The system automatically creates a WiFi hotspot for easy access:

  1. Connect to WiFi: Look for the network JetsonFieldKit
    • Password: fieldkit123
  2. Access the Device:
    • Hostname: http://box.local
    • Hotspot IP: http://10.42.0.1
    • LAN IP: http://<192.168.x.x> (if connected to Ethernet)

2. Default Credentials

Service Username Password
System User box box
WiFi Hotspot SSID: JetsonFieldKit fieldkit123

Security Note: Change the default system password immediately after first login using the passwd command.

Features & Guides

Once connected, you can explore the various capabilities of the Field Kit. Check out our full documentation for detailed guides.

👁️ Computer Vision

Real-time object detection using Roboflow inference and IMU sensor data.

🧠 Large Language Models

Run LLMs locally without cloud dependencies.

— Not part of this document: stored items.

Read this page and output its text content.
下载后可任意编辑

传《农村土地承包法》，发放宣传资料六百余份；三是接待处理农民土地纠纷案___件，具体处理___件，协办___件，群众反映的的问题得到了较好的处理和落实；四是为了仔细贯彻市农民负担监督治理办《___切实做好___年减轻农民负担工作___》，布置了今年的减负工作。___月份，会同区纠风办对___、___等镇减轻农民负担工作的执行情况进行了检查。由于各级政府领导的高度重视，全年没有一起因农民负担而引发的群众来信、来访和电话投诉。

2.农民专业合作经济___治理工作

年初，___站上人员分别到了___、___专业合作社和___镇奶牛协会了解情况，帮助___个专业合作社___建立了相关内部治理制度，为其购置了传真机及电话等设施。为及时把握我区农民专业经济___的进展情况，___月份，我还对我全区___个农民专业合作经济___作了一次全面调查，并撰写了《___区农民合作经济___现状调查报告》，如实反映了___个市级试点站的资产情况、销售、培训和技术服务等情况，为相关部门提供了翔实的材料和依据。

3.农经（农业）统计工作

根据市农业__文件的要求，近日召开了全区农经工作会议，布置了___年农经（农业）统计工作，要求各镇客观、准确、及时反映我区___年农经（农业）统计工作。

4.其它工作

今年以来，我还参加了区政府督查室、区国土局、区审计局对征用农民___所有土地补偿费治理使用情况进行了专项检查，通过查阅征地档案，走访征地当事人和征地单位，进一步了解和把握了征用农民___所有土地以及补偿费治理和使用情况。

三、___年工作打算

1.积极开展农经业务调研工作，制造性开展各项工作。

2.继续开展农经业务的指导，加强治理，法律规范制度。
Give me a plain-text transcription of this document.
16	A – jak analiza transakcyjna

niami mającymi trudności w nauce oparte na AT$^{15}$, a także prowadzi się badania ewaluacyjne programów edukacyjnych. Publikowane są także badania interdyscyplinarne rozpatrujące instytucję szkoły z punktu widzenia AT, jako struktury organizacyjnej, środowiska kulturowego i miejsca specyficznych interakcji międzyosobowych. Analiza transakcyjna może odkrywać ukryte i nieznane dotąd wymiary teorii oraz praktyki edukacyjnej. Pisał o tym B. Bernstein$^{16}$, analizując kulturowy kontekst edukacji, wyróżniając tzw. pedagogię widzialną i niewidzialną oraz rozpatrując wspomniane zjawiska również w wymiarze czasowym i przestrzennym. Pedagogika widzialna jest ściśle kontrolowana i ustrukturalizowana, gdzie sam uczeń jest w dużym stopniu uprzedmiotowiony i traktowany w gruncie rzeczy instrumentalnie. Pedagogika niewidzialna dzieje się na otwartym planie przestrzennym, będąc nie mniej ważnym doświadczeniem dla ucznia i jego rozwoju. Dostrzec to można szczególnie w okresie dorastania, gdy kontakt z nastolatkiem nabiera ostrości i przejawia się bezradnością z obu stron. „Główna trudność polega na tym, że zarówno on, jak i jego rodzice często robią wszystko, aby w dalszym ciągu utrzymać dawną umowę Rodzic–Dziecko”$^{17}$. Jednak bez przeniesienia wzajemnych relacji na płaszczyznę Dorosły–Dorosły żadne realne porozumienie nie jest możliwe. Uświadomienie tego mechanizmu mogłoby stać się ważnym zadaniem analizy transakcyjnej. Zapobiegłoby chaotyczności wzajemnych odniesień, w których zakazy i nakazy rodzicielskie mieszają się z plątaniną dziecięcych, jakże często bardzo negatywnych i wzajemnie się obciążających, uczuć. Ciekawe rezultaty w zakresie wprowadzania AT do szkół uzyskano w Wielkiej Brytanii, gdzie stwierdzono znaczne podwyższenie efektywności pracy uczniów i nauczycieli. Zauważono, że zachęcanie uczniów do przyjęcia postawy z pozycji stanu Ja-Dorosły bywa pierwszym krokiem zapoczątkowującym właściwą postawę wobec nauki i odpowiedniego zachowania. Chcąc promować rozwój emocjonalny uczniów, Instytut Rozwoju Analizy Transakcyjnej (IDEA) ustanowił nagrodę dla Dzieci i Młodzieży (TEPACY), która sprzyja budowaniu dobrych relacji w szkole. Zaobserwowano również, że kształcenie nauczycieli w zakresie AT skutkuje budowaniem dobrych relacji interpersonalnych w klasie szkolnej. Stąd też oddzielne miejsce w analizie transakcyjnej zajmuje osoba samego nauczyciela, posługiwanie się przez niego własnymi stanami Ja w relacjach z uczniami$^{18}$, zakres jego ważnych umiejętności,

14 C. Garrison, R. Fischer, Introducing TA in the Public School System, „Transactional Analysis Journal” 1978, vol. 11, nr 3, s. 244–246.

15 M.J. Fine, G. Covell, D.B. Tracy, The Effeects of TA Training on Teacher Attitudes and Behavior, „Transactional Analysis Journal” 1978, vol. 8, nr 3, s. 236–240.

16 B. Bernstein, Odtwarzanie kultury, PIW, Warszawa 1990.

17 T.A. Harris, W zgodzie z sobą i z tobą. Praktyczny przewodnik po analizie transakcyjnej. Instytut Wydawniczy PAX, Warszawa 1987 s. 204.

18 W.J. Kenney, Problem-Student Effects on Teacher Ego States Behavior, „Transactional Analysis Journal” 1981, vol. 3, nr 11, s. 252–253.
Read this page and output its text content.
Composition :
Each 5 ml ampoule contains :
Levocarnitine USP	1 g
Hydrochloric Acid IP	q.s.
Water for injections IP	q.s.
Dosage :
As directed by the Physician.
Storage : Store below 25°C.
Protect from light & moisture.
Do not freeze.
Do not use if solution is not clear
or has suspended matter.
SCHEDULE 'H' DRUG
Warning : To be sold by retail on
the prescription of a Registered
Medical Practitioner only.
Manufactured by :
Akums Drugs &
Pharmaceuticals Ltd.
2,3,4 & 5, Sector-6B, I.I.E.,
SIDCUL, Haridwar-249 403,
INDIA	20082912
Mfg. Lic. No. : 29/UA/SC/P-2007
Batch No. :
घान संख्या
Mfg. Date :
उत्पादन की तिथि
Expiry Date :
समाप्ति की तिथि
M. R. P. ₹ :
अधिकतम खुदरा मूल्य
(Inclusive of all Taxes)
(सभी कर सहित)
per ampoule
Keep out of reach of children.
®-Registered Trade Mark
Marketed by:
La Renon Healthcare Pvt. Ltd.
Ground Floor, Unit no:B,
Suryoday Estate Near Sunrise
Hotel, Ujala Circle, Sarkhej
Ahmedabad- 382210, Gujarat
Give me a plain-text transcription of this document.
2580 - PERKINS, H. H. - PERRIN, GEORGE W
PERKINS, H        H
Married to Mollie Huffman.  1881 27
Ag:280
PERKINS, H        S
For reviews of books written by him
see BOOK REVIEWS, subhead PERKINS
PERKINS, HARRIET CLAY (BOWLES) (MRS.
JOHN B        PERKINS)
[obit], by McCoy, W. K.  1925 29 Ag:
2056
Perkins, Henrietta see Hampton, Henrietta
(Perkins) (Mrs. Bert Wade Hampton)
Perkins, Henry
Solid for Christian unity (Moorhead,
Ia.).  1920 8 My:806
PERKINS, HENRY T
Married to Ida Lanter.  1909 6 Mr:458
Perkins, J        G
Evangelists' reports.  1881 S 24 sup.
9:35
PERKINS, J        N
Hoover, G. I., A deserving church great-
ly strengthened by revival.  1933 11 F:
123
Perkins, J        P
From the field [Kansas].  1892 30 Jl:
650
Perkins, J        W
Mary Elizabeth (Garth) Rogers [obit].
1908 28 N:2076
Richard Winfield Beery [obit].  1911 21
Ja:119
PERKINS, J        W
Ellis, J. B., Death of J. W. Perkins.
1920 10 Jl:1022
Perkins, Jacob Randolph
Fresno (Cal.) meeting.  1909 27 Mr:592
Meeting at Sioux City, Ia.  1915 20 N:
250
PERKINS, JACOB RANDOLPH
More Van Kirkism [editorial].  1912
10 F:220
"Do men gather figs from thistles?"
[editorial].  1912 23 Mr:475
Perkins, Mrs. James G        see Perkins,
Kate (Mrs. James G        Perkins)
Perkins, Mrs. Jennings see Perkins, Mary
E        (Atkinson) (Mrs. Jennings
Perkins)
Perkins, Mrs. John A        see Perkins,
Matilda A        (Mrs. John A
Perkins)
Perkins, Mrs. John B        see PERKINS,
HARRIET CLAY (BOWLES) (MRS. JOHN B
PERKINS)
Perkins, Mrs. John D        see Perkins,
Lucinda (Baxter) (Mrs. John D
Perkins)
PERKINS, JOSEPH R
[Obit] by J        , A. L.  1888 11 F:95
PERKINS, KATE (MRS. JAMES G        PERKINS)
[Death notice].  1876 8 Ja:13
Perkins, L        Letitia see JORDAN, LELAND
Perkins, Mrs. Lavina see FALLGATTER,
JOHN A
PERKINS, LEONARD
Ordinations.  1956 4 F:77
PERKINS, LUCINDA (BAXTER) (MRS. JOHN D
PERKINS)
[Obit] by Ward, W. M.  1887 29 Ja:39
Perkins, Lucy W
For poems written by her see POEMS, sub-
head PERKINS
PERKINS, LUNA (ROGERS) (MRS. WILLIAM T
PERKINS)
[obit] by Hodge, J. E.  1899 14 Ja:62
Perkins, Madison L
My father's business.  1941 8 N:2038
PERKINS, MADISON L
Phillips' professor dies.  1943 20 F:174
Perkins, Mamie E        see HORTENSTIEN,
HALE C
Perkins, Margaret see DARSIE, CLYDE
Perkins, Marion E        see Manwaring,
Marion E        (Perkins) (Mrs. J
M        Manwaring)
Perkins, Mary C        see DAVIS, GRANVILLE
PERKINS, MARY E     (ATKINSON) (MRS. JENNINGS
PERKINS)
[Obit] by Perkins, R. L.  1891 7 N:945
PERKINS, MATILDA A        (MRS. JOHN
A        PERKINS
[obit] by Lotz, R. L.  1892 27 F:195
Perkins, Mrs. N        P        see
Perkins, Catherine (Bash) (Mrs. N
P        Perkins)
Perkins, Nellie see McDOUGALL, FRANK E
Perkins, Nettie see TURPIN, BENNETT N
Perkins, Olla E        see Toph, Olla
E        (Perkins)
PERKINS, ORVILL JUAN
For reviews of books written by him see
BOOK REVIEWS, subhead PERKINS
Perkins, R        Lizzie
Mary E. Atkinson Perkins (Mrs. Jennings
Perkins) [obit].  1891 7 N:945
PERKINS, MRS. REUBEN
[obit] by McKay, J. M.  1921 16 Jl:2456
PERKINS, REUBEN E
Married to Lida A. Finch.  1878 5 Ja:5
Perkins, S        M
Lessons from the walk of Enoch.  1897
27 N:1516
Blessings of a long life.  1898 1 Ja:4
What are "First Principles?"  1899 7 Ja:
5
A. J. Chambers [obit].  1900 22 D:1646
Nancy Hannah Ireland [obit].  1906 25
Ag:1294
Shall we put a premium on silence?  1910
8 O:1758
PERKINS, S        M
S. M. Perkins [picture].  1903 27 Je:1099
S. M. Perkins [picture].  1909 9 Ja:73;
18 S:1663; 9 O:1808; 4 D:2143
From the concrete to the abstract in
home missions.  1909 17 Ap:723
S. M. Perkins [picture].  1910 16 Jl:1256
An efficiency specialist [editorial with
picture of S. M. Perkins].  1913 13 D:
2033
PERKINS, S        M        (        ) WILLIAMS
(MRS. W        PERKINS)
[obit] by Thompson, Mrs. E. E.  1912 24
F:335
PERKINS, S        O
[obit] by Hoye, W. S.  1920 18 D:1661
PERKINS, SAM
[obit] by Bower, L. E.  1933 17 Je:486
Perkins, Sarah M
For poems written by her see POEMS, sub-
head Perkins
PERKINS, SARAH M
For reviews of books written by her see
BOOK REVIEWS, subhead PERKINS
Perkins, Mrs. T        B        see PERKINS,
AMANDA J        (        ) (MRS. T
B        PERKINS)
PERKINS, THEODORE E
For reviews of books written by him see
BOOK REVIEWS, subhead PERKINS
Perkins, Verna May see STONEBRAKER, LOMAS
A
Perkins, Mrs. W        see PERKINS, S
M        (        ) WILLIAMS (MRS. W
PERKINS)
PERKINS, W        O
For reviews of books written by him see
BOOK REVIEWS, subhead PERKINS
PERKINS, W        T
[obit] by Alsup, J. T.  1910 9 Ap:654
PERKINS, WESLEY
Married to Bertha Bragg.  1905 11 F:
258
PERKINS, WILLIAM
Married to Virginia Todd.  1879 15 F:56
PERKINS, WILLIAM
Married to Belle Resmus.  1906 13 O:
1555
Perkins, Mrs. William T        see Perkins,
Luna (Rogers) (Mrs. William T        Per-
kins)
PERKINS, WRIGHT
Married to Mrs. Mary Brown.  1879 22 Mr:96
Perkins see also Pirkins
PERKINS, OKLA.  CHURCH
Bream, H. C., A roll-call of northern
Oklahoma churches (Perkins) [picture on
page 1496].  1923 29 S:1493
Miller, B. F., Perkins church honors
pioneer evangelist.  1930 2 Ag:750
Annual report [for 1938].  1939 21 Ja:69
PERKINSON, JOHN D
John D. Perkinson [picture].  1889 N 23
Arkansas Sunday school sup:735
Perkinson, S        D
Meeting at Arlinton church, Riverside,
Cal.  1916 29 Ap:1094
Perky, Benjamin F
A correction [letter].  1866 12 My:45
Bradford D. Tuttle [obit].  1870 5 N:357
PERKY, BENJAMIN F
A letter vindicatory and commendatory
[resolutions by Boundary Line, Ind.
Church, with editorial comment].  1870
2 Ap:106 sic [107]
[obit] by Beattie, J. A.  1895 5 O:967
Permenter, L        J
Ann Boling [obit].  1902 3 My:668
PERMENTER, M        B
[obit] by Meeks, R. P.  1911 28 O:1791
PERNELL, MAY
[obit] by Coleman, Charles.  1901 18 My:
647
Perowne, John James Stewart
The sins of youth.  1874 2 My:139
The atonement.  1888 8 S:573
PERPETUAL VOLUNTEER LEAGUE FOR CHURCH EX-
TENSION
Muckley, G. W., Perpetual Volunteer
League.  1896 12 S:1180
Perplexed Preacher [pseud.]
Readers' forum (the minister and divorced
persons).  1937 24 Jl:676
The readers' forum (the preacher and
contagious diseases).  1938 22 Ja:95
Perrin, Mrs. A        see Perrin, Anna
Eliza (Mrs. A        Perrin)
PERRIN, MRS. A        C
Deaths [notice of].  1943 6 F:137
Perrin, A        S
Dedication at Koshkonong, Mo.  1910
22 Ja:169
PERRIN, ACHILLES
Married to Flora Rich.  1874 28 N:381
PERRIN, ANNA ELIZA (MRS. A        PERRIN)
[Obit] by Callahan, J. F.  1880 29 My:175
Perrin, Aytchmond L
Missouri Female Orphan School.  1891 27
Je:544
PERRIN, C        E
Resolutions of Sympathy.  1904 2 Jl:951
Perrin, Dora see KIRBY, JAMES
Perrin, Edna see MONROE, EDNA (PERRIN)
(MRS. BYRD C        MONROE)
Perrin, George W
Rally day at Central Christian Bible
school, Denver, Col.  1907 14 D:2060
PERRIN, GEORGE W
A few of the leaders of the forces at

Includes Open WebUI.

🗣️ Voice Assistant

Wake word-enabled voice assistant with tool calling and offline capabilities.

🤖 Reachy Mini Integration

Optional integration for Reachy Mini robot: web control dashboard with live WebRTC video and entertainment macros, plus a people tracker that uses the Field Kit’s Roboflow inference to make Reachy look at and nod to detected people.

System Reference

Service Ports

Port Service Description
80 Nginx Main Web Interface (Roboflow Stream + WebUI)
5000 Roboflow Stream Internal Stream Port (Proxied to 80)
8001 Kiwix Offline Wikipedia
8554 MediaMTX RTSP Camera RTSP streams
8888 MediaMTX HLS Camera HLS streams
8889 MediaMTX WebRTC Camera WebRTC streams
9001 Inference API GPU inference API
3000 Open WebUI LLM Chat (Proxied to 80/webui)

Camera Streaming

Streams are available via MediaMTX:

  • RTSP: rtsp://<IP>:8554/cam0 (Left) & rtsp://<IP>:8554/cam1 (Right)
  • Web Browser: http://<IP>:8888/cam0

Development

This is a monorepo built with Turborepo.

Installation

# Clone the repository
git clone https://github.com/implyinfer/jetson-orin-nano-field-kit.git
cd jetson-orin-nano-field-kit

# Install dependencies
npm install -g [email protected]
pnpm install

# Provision services (on Jetson)
cd system
sudo bash provision.sh

Build Commands

pnpm build        # Run all builds
pnpm lint         # Run all linters
pnpm check-types  # Run type checking
pnpm format       # Format code

Contributing

Contributions are welcome!

  1. Fork the repository
  2. Create a feature branch
  3. Submit a pull request

License

See LICENSE file for license information.